You will be OK. In the end, everything's gonna be all right. WE GOT THIS
Saturday, July 4, 2015
Thursday, July 2, 2015
So many things have changed since major disease progression has set in as well as getting an official diagnosis...some in ways we imagined and some in ways we could never have imagined. I want to take the time to re-educate...to our knowledge Ian is now one of 6 diagnosed kids with VRK1, he has been published in a few medical journals (hopefully through these other publication others with VRK1 will arise). There is still not much know about VRK1 (PCH1A), so we continue to take it one day at a time.
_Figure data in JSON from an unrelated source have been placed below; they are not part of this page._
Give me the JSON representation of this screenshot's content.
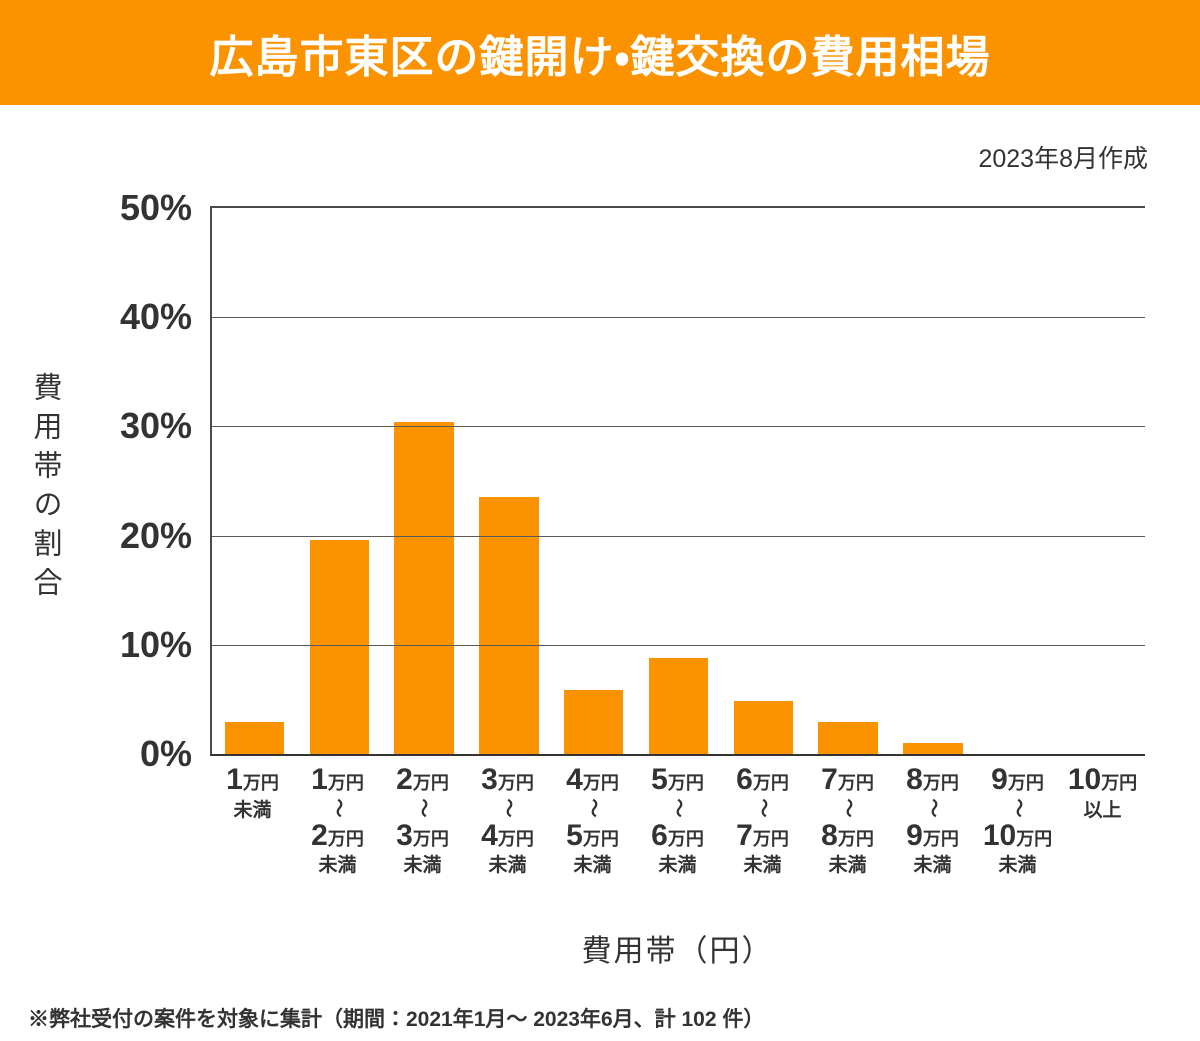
{
  "header": {
    "title": "広島市東区の鍵開け・鍵交換の費用相場",
    "created": "2023年8月作成"
  },
  "footer": {
    "note": "※弊社受付の案件を対象に集計（期間：2021年1月～ 2023年6月、計 102 件）"
  },
  "colors": {
    "accent": "#fb9300",
    "text": "#333333",
    "grid": "#595959"
  },
  "unit": "万円",
  "tilde": "～",
  "x_categories": [
    {
      "from": "1",
      "to": "",
      "note": "未満"
    },
    {
      "from": "1",
      "to": "2",
      "note": "未満"
    },
    {
      "from": "2",
      "to": "3",
      "note": "未満"
    },
    {
      "from": "3",
      "to": "4",
      "note": "未満"
    },
    {
      "from": "4",
      "to": "5",
      "note": "未満"
    },
    {
      "from": "5",
      "to": "6",
      "note": "未満"
    },
    {
      "from": "6",
      "to": "7",
      "note": "未満"
    },
    {
      "from": "7",
      "to": "8",
      "note": "未満"
    },
    {
      "from": "8",
      "to": "9",
      "note": "未満"
    },
    {
      "from": "9",
      "to": "10",
      "note": "未満"
    },
    {
      "from": "10",
      "to": "",
      "note": "以上"
    }
  ],
  "chart_data": {
    "type": "bar",
    "title": "広島市東区の鍵開け・鍵交換の費用相場",
    "categories": [
      "1万円未満",
      "1万円～2万円未満",
      "2万円～3万円未満",
      "3万円～4万円未満",
      "4万円～5万円未満",
      "5万円～6万円未満",
      "6万円～7万円未満",
      "7万円～8万円未満",
      "8万円～9万円未満",
      "9万円～10万円未満",
      "10万円以上"
    ],
    "values": [
      2.9,
      19.6,
      30.4,
      23.5,
      5.9,
      8.8,
      4.9,
      2.9,
      1.0,
      0,
      0
    ],
    "xlabel": "費用帯（円）",
    "ylabel": "費用帯の割合",
    "ylim": [
      0,
      50
    ],
    "yticks": [
      "50%",
      "40%",
      "30%",
      "20%",
      "10%",
      "0%"
    ],
    "grid": true,
    "legend": false,
    "bar_color": "#fb9300",
    "source_note": "※弊社受付の案件を対象に集計（期間：2021年1月～ 2023年6月、計 102 件）",
    "created": "2023年8月作成"
  }
}
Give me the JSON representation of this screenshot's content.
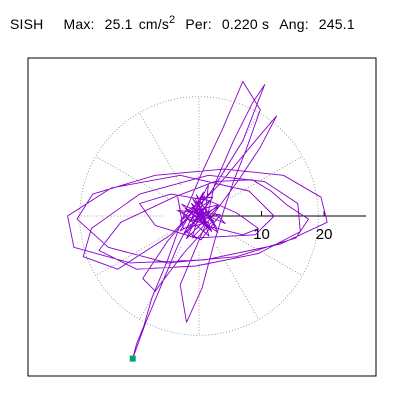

VRK1 appears to be important for the survival of motor neurons (responsible for movement) and for the development and maintenance of a structure in the brain called the cerebellum. Spinal Muscular Atrophy [SMA] with Pontocerebellar Hypoplasia [PCH] Is Caused by a Mutation in the VRK1 Gene...at this time due to the rarity of VRK1; its role in processing and transmitting information by electrical and chemical signaling is very limited. To sum it up Ian has a progressive motor neuron disease which affects the voluntary muscles that are used for crawling, walking, head and neck control, and swallowing (SMA) along with an unusually small and underdeveloped cerebellum, the part of the brain at the back of the skull in vertebrates, which is the part of the brain that coordinates and regulates muscular activity.In addition, a region of the brain called the pons also fails to develop properly (PCH). The pons help to transmit signals from the cerebellum to the rest of the brain. Ian does not have SMA or PCH, but these two rare diseases are used to describe two clusters of symptoms caused by the alteration VRK1.
Most days, Brian, Becca, Ian and I, just go with the flow...take it as it comes, cherishing each moment, trying to remember what is important, EACH OTHER, all the while knowing that things can change in a second. We have seen it happen many times over the years, however, based on decision Brian and I have made we know that each time there is a change, we are closer to Ian being pain free and at peace. Our decisions have brought us peace.
Sometime yesterday, Ian started to not feel good....you could tell he was fighting something. Tired, runny nose, possible fever (that is hard to know for sure since he can't regulate his body temperature and never really runs one), complexion pale. He slept well last night and woke up looking better but still saying he was not feeling better. We are keeping a very close eye on him, increasing his respiratory treatments, giving him something for possible fever and trying to get him to take naps. We will continue to cherish our moments.
Remember to treasure yesterday, dream of tomorrow but live for today.